Muttaki insan, güvenilir ve itimat edilir bir insan demektir. Ondan hiçbir kimseye zarar gelmez. Allah indinde insanların üstünlüğü ancak takva iledir.

İttikanın karşıtı fıskı fücur’dur. Allah’a asi olmak, doğru yoldan çıkmaktır, haramlara dalmaktır.  

Kötülüklerden sakınmaya da takva denir. Takva, ibadetlerin en kıymetlisidir. Çünkü bir şeyi, süslemek ve güzelleştirmek için, önce pislikleri, kötülükleri yok etmek lâzımdır. Bunun için, günahlardan temizlenmedikçe, tâatların, ibadetlerin faydası olmaz. Hiçbirine sevap verilmez.

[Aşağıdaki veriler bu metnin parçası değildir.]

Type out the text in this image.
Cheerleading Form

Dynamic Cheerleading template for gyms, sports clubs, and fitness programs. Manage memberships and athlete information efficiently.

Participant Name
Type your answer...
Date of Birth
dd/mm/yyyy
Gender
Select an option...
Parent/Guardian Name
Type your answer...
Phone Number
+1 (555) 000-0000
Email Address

Bütün iyiliklerin temeli takvâdır. Her şeyden önce, takvâ sahibi olmaya çalışmak lâzımdır. Kulak verecek herkese, takvâ sahibi olmalarını emir ve nasihat etmek, dinin de buyruklarındandır. (Emri bil mâruf). Dünyada rahata, huzura kavuşmak, sevip sevilmek, kardeşçe yaşayabilmek, âhırette de, sonsuz azaptan halâs olarak, ebedî nimetlere, saadetlere kavuşmak, ancak takvâ ile nasip olur.

Kur'an'da Allah'a karşı takvalı olunmasını telkin eden ayetler, bir anlamda kullara Allah'ı hatırlatarak, “Aklınızı başınıza alın, gözünüzü açın ve kendinizi savunmak için hesap gününde Allah'ın huzuruna hazırlıklı gelin” mesajını ihtiva eden hatırlatmalardır.

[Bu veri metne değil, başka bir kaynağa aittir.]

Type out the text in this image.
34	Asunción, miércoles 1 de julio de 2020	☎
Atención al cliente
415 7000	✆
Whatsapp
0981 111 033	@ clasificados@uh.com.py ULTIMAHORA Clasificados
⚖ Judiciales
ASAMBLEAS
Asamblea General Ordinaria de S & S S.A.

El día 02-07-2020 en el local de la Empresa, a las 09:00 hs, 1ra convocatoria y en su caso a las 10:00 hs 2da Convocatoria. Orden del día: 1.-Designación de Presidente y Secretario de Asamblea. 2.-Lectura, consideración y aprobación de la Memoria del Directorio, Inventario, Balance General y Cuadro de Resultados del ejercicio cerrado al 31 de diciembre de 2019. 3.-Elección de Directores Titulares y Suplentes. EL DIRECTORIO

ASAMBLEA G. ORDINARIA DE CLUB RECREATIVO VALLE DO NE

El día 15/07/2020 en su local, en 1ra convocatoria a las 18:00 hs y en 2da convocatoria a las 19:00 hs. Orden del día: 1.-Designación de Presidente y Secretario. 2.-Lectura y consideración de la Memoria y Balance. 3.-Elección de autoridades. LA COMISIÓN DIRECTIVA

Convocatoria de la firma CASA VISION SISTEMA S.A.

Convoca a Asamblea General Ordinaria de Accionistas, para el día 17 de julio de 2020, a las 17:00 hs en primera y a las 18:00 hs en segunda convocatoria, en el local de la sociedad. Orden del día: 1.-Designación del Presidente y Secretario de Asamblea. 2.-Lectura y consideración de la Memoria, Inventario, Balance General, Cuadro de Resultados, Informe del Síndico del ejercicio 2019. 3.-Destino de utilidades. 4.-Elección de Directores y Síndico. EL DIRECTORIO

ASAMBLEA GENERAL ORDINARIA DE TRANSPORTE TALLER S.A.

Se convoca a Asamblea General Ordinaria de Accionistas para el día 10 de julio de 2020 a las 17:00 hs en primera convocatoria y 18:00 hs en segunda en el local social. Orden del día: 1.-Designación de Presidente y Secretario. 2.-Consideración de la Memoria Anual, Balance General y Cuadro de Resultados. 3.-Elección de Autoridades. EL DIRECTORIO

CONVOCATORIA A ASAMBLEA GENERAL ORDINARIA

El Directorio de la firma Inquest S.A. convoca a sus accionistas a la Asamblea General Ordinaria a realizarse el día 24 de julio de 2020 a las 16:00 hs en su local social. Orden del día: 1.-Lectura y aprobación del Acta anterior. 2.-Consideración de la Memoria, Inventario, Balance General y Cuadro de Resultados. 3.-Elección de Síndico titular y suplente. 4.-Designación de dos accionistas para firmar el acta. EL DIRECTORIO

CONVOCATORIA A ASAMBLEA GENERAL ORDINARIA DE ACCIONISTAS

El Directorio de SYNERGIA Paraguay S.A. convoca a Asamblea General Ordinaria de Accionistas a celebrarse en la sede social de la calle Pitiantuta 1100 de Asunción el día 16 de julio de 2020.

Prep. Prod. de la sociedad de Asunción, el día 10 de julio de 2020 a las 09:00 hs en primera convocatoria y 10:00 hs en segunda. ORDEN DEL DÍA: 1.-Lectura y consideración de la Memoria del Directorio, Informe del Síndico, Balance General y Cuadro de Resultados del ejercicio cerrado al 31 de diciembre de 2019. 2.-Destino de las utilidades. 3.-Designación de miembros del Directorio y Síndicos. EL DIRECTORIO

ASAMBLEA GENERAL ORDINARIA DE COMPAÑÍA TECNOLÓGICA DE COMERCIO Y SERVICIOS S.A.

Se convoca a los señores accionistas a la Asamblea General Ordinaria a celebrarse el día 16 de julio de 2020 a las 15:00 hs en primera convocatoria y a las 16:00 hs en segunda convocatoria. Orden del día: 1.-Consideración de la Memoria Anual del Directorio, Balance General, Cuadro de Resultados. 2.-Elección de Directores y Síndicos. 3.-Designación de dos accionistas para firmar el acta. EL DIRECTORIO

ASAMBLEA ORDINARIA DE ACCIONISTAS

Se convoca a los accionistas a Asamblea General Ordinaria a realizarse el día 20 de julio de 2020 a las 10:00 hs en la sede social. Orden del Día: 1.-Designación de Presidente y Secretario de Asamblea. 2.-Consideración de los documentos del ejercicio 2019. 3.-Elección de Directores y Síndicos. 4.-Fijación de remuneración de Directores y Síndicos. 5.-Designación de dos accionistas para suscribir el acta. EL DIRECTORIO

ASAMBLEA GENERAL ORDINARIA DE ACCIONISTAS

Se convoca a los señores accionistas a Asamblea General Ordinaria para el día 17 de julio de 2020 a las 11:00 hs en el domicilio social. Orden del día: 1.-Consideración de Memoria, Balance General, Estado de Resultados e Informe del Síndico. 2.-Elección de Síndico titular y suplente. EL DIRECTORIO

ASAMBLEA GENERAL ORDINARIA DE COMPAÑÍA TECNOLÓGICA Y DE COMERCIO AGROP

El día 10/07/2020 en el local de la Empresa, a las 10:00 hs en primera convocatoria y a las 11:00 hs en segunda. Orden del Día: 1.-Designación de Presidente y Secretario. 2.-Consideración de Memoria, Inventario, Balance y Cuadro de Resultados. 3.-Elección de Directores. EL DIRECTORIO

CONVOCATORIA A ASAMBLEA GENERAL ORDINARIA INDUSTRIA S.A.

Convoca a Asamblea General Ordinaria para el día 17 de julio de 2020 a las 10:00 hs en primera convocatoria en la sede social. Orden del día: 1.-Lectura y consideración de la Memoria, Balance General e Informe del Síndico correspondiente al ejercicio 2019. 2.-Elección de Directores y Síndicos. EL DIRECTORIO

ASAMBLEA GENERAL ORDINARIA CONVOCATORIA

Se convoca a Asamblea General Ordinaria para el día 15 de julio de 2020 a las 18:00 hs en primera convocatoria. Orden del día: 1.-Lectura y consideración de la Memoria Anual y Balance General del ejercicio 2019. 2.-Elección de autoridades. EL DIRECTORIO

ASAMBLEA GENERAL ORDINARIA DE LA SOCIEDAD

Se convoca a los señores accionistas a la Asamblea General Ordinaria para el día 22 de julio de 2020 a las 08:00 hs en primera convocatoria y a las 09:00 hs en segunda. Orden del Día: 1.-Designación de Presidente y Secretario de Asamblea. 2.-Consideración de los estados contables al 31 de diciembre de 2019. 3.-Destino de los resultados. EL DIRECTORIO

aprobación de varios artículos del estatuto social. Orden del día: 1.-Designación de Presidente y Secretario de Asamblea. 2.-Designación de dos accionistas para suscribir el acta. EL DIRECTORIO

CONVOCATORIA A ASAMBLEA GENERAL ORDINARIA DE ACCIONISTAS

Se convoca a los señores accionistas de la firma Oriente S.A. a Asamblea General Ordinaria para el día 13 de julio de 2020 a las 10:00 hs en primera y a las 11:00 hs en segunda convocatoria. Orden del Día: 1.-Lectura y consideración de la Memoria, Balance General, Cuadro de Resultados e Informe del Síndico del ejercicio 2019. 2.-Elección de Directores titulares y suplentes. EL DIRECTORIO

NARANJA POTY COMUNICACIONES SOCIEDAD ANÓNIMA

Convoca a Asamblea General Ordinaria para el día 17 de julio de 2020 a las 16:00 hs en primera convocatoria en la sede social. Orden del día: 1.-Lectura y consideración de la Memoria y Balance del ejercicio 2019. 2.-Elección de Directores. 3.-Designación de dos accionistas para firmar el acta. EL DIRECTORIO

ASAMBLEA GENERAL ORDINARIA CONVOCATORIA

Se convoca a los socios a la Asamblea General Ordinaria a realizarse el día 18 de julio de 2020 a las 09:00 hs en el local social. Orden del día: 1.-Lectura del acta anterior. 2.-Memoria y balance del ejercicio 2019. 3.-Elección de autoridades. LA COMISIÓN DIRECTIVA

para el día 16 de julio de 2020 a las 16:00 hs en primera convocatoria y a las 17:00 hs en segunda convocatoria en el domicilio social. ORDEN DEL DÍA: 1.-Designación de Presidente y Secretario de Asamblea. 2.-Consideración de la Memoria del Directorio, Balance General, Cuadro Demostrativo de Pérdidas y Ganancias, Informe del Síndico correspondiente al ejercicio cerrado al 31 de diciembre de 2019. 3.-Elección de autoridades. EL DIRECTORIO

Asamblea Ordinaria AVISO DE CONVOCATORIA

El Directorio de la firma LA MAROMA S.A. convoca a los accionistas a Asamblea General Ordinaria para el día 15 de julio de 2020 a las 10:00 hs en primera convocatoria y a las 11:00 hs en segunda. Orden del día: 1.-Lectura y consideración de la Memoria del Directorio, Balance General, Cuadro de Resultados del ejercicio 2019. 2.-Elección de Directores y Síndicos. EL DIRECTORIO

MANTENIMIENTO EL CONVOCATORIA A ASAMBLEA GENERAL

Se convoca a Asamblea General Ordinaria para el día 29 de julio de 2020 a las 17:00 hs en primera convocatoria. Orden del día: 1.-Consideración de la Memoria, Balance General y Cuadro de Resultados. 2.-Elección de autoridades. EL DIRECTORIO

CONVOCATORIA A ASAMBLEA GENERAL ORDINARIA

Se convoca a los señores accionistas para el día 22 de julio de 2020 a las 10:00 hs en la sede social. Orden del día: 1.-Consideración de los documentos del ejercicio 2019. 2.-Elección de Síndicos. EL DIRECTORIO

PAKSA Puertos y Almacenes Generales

“O takvâ sahipleri ki, bollukta da darlıkta da Allah için harcarlar; öfkelerini yutarlar ve insanları affederler. Allah da güzel davranışta bulunanları sever.” (Al-i İmran, 3/134)

Müfessirlerin tespitine göre, Kur'an-ı Kerim’de takva ile ilgili iki yüzü aşkın Âyet-i Kerime bulunmaktadır ve Kur'an'a göre takvâ, kişinin Allah katındaki değer ölçüsüdür. Yüce yaratıcı; “Allah ancak Takvâ sahiplerinden kabul eder, ” (Maide, 5/27) buyurmuştur.

Kalp, başlangıçta nefsi koruyacak takva melekeleriyle donatılmıştır. Hazreti Peygamber (Sallallahü aleyhi vesellem): “Takva Allah korkusudur. Takva sahibi olanlar günah işleyemez. Kişinin şerefi takvasıdır. Soyu, dini, insanlığı da ahlâkıdır. Üstünlük ancak takva iledir” diyerek bizleri takvalı olmaya teşvik etmiştir.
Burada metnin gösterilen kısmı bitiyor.